Rahma also highlights the innovative focus of SAP’s regional partners. SAP has been collaborating with leaders in the AI space, as well as regional customers and strategic partners, to advance AI and its applications, using technology to innovate and co-create industry solutions to pressing challenges.

Which aspects of your role do you find rewarding and which challenging?

As SAP Sustainability Ambassador, Rahma has enjoyed working with UAE ministries and companies as well as foreign stakeholders during COP28, to exchange knowledge and collaborate on long-term sustainability initiatives.

In terms of her customer advisory role, Rahma says one of the most rewarding aspects is seeing the impact her team is making, and seeing customers thriving thanks to implementing the right set of technology solutions to meet their own and their customers’ needs.

As for challenges, there is a certain amount of stress inherent in meeting deadlines and ensuring you are always up to date with rapidly evolving technologies and trends, but this a good type of stress to have.

How do you best like to de-stress and re-charge off work?

Rahma loves exercising, especially with her family, for example going on bike rides, and usually travels by bike on weekends. She also enjoys networking with diverse groups of people and hearing different viewpoints, so she belongs to many clubs such as university alumni circles, mentorships organisation, business leaders from Tunisia – her homeland – and France, among others.

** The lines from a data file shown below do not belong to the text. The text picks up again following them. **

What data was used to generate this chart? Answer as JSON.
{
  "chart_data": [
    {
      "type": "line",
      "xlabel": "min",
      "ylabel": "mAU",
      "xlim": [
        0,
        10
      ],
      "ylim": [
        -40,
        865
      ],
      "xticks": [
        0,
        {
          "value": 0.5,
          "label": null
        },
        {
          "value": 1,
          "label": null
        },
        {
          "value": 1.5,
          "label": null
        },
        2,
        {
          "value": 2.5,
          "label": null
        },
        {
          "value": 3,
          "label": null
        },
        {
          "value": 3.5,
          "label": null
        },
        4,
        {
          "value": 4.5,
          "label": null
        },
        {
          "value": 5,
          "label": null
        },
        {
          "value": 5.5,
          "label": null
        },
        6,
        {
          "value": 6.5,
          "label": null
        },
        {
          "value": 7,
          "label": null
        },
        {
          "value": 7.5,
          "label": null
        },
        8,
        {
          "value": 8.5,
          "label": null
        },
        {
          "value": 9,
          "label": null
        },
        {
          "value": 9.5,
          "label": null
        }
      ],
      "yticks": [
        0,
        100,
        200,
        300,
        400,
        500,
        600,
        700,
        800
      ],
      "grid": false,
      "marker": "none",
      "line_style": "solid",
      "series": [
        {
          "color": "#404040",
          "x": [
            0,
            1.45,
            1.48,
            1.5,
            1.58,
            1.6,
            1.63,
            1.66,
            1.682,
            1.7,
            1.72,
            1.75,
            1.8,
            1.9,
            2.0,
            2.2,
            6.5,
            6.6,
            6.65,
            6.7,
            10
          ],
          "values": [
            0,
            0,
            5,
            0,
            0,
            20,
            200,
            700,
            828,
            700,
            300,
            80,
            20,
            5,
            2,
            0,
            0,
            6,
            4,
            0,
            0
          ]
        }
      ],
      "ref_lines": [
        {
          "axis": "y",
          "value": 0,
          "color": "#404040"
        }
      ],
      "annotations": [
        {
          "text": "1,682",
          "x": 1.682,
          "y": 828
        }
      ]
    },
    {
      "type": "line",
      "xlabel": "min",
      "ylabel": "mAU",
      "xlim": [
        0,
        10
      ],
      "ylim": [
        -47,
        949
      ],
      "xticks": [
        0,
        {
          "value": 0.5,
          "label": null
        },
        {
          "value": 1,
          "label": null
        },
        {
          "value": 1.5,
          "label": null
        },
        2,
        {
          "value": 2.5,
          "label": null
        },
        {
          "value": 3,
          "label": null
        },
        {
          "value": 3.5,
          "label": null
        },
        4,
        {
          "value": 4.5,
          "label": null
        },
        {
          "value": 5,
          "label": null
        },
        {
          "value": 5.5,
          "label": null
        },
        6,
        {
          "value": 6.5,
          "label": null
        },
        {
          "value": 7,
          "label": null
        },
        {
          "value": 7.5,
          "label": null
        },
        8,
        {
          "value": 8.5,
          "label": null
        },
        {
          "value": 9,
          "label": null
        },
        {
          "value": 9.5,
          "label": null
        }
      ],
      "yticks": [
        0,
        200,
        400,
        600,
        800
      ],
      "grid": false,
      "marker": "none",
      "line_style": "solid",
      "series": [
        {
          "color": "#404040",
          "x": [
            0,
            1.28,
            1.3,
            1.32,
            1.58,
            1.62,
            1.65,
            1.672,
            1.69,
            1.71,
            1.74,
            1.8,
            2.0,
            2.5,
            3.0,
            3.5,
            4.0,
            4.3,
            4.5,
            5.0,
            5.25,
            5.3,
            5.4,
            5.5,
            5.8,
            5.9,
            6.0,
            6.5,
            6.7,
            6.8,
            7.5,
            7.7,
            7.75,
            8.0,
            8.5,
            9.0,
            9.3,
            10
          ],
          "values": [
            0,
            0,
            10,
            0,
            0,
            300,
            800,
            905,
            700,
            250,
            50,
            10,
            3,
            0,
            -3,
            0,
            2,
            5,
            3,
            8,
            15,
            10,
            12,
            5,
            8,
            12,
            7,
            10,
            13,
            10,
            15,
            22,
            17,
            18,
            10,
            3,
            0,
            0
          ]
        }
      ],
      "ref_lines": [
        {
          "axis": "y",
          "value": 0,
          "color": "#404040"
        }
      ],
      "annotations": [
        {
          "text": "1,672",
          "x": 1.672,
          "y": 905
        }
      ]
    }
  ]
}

Do you have any tips for women working in the field of technology?

As an executive sponsor of the SAP Businesswomen Network and a founder of the London Business School alumni club’s Women in Business group, Rahma’s advice for women entering the technology world is not to be shy in making their voices heard. Be open to challenges, make your viewpoints clear, and do not create self-limitations. There is no reason women cannot excel in this field, and it can be helpful to find a woman mentor to help you.